Monday, November 23, 2009



For our God Jesus Christ was , according to God’s dispensation, the fruit of Mary’s womb, of the seed of David; He was born and baptized in order that he might make the water holy by His passion. (Letter to the Ephesians, Ignatius of Antioch, ca 100 AD)


Everything about Jesus’ humanity had a purifying affect on the creation. He was as a kind of filter for the removal of all things evil. The teachings of the fathers tell us that everything He came into contact with was mystically transformed for all eternity. According to Ignatius, the power behind this transformative energy is His passion or sufferings. It may be said that the Passion of Christ restored all things to their proper place in creation. But can we really sense that change?

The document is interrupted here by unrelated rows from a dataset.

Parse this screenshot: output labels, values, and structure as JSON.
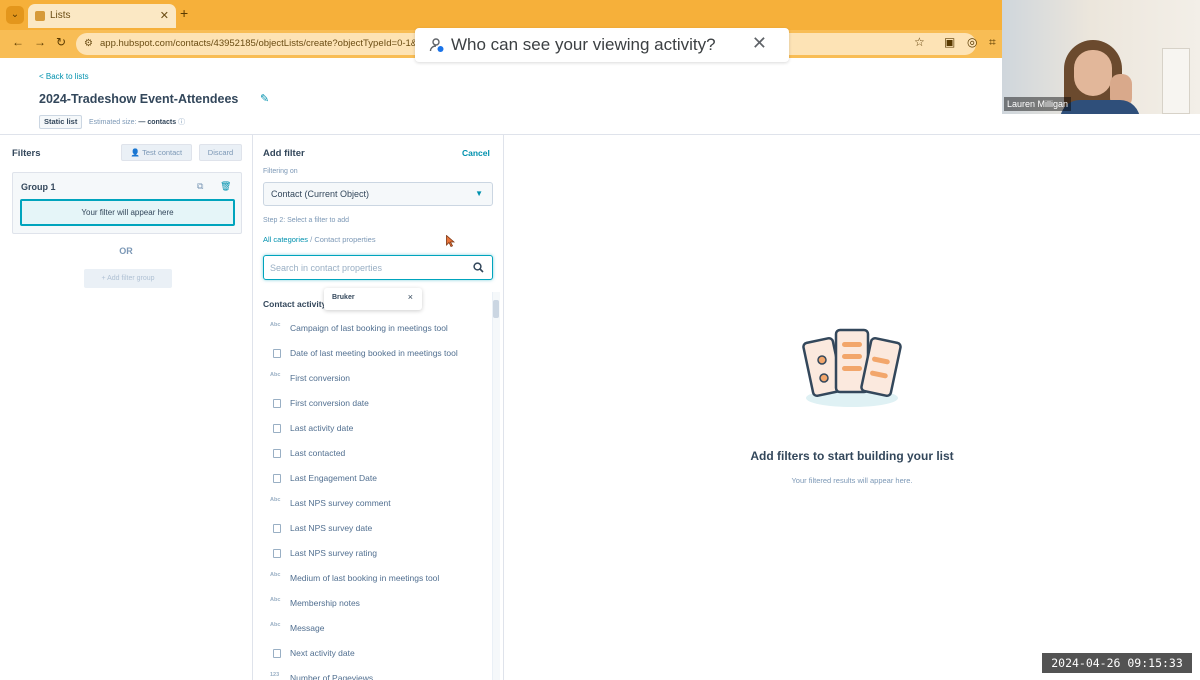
{
  "browser": {
    "tab_title": "Lists",
    "new_tab": "+",
    "url": "app.hubspot.com/contacts/43952185/objectLists/create?objectTypeId=0-1&pres",
    "popup_text": "Who can see your viewing activity?"
  },
  "webcam": {
    "name": "Lauren Milligan"
  },
  "header": {
    "back": "< Back to lists",
    "title": "2024-Tradeshow Event-Attendees",
    "tag": "Static list",
    "estimated_label": "Estimated size:",
    "estimated_value": "— contacts"
  },
  "filters": {
    "heading": "Filters",
    "test_contact": "Test contact",
    "discard": "Discard",
    "group_label": "Group 1",
    "placeholder": "Your filter will appear here",
    "or": "OR",
    "add_group": "+ Add filter group"
  },
  "add_filter": {
    "heading": "Add filter",
    "cancel": "Cancel",
    "filtering_on": "Filtering on",
    "object": "Contact (Current Object)",
    "step2": "Step 2: Select a filter to add",
    "all_categories": "All categories",
    "crumb_sep": "/",
    "crumb_current": "Contact properties",
    "search_placeholder": "Search in contact properties",
    "section": "Contact activity",
    "tooltip": "Bruker",
    "tooltip_close": "×",
    "properties": [
      {
        "label": "Campaign of last booking in meetings tool",
        "icon": "text-icon"
      },
      {
        "label": "Date of last meeting booked in meetings tool",
        "icon": "calendar-icon"
      },
      {
        "label": "First conversion",
        "icon": "text-icon"
      },
      {
        "label": "First conversion date",
        "icon": "calendar-icon"
      },
      {
        "label": "Last activity date",
        "icon": "calendar-icon"
      },
      {
        "label": "Last contacted",
        "icon": "calendar-icon"
      },
      {
        "label": "Last Engagement Date",
        "icon": "calendar-icon"
      },
      {
        "label": "Last NPS survey comment",
        "icon": "text-icon"
      },
      {
        "label": "Last NPS survey date",
        "icon": "calendar-icon"
      },
      {
        "label": "Last NPS survey rating",
        "icon": "list-icon"
      },
      {
        "label": "Medium of last booking in meetings tool",
        "icon": "text-icon"
      },
      {
        "label": "Membership notes",
        "icon": "text-icon"
      },
      {
        "label": "Message",
        "icon": "text-icon"
      },
      {
        "label": "Next activity date",
        "icon": "calendar-icon"
      },
      {
        "label": "Number of Pageviews",
        "icon": "number-icon"
      }
    ]
  },
  "empty_state": {
    "heading": "Add filters to start building your list",
    "sub": "Your filtered results will appear here."
  },
  "timestamp": "2024-04-26 09:15:33"
}
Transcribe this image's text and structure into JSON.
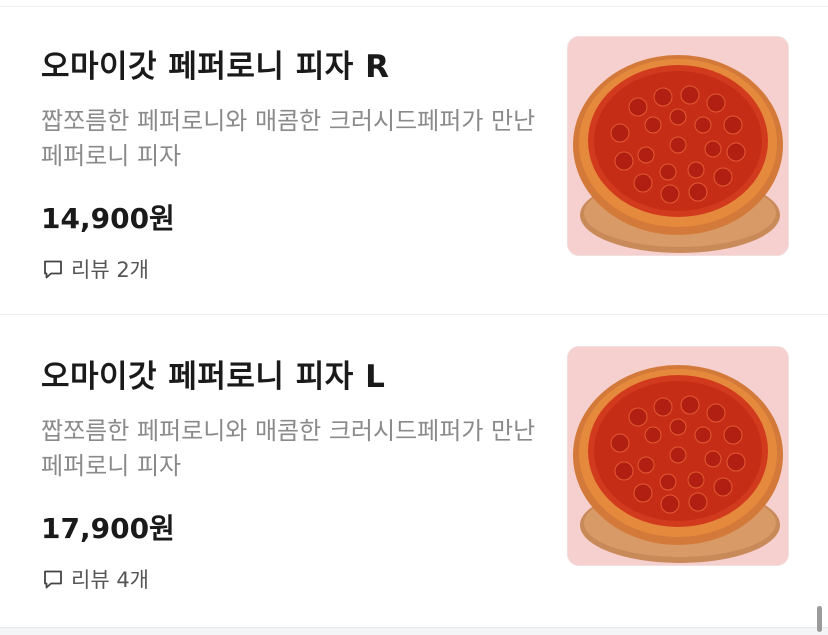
{
  "items": [
    {
      "name": "오마이갓 페퍼로니 피자 R",
      "description": "짭쪼름한 페퍼로니와 매콤한 크러시드페퍼가 만난 페퍼로니 피자",
      "price": "14,900원",
      "reviews": "리뷰 2개",
      "image_icon": "pizza-image"
    },
    {
      "name": "오마이갓 페퍼로니 피자 L",
      "description": "짭쪼름한 페퍼로니와 매콤한 크러시드페퍼가 만난 페퍼로니 피자",
      "price": "17,900원",
      "reviews": "리뷰 4개",
      "image_icon": "pizza-image"
    }
  ],
  "colors": {
    "name_text": "#1a1a1a",
    "description_text": "#8a8a8a",
    "thumbnail_background": "#f6cfcf",
    "divider": "#eeeeee"
  },
  "icons": {
    "review": "speech-bubble-icon"
  }
}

The fact is that all things are not pure in our reality, all water is not pure, all bread is not pure, and all wine is not pure; that being the case how can this be true? The answer to that is found in the mysteries (sacraments) left to us by Christ. When a physical object is employed in a mystery or sacrament, that object used receives the purity that Jesus procured for it. Whether it is the water used for baptism, the oil used for chrysmation, or the bread and wine used for communion, all of these, once consecrated receive the purity that Jesus procured by his passion and that is to come to all creation in the final resurrection, here and now. Hence, the mysteries are a participation in that purity which Christ will bring to creation in the present. Simultaneously, since the energy that obtained this purity was the passion of Christ, when we partake in these mysteries, we also partake in Christ’s passion. This is the reason why the Apostle can say, Do you not know that all of us who have been baptized into Christ Jesus were baptized into his death? Rom 6: 3. The mysteries or sacraments are a doorway into the death of this corrupted age, and the purity of the age to come for all who believe now.